Supercomputing frontiers and innovations (New Journal)
From the homepage:
Parallel scientific computing has entered a new era. Multicore processors on desktop computers make parallel computing a fundamental skill required by all computer scientists. High-end systems have surpassed the Petaflop barrier, and significant efforts are devoted to the development of the next generation of hardware and software technologies towards Exascale systems. This is an exciting time for computing as we begin the journey on the road to exascale computing. ‘Going to the exascale’ will mean radical changes in computing architecture, software, and algorithms – basically, vastly increasing the levels of parallelism to the point of billions of threads working in tandem – which will force radical changes in how hardware is designed and how we go about solving problems. There are many computational and technical challenges ahead that must be overcome.
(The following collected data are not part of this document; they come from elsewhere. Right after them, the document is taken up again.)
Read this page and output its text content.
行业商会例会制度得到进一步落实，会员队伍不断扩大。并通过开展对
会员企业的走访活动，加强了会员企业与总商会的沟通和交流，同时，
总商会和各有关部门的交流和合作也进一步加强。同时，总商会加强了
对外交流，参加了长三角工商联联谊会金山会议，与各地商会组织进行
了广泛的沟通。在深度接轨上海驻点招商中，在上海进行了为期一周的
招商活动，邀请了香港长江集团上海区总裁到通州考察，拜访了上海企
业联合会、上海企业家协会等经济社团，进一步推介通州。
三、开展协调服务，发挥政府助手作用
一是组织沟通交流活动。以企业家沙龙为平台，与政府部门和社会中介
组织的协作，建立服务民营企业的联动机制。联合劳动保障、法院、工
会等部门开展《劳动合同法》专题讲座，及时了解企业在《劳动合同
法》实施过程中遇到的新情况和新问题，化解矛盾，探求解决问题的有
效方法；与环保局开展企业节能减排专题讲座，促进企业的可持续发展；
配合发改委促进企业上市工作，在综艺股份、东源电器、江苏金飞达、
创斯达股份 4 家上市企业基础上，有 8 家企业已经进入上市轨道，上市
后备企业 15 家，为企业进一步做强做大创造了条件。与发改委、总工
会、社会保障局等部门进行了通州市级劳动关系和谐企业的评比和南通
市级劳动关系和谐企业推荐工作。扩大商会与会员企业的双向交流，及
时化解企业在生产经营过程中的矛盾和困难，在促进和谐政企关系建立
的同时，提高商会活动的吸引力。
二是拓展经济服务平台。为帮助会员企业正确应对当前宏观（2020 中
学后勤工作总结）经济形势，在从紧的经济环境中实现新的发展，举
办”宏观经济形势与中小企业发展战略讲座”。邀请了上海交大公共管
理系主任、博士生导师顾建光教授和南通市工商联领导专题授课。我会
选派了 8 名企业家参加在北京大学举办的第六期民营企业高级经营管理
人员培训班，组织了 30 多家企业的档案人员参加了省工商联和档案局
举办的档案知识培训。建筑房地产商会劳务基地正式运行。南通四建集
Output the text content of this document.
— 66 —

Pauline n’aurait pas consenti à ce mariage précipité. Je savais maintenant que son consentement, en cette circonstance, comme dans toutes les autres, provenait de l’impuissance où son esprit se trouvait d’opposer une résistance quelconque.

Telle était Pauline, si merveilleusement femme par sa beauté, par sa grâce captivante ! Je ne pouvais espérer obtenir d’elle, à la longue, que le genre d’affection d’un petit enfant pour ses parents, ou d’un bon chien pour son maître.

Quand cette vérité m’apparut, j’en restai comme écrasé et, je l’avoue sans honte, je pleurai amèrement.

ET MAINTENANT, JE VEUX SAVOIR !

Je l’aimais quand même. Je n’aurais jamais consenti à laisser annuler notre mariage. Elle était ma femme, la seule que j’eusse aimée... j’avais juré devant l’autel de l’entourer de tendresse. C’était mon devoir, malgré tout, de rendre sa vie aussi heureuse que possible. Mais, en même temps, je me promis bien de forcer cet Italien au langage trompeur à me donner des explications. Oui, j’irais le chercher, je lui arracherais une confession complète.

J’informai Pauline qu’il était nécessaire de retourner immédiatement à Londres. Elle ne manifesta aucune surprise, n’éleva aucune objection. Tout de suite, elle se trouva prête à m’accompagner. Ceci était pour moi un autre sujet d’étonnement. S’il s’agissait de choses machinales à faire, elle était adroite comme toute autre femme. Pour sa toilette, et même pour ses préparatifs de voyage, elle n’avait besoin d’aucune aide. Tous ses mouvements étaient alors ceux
The challenges are great, different than the current set of challenges, and exciting research problems await us.
This journal, Supercomputing Frontiers and Innovations, gives an introduction to the area of innovative supercomputing technologies, prospective architectures, scalable and highly parallel algorithms, languages, data analytics, issues related to computational co-design, and cross-cutting HPC issues as well as papers on supercomputing education and massively parallel computing applications in science and industry.
This journal provides immediate open access to its content on the principle that making research freely available to the public supports a greater global exchange of knowledge. We hope you find this journal timely, interesting, and informative. We welcome your contributions, suggestions, and improvements to this new journal. Please join us in making this exciting new venture a success. We hope you will find Supercomputing Frontiers and Innovations an ideal venue for the publication of your team’s next exciting results.
Becoming “massively parallel” isn’t going to free “computing applications in science and industry” from semantics. If anything, the more complex applications become, the easier it will be to mislay semantics, to the user’s peril.
Semantic efforts that did not scale for applications in the last decade face even dimmer prospects in the face of “big data” and massively parallel applications.
I suggest we move the declaration of semantics closer to or at the authors of content/data. At least as a starting point for discussion/research.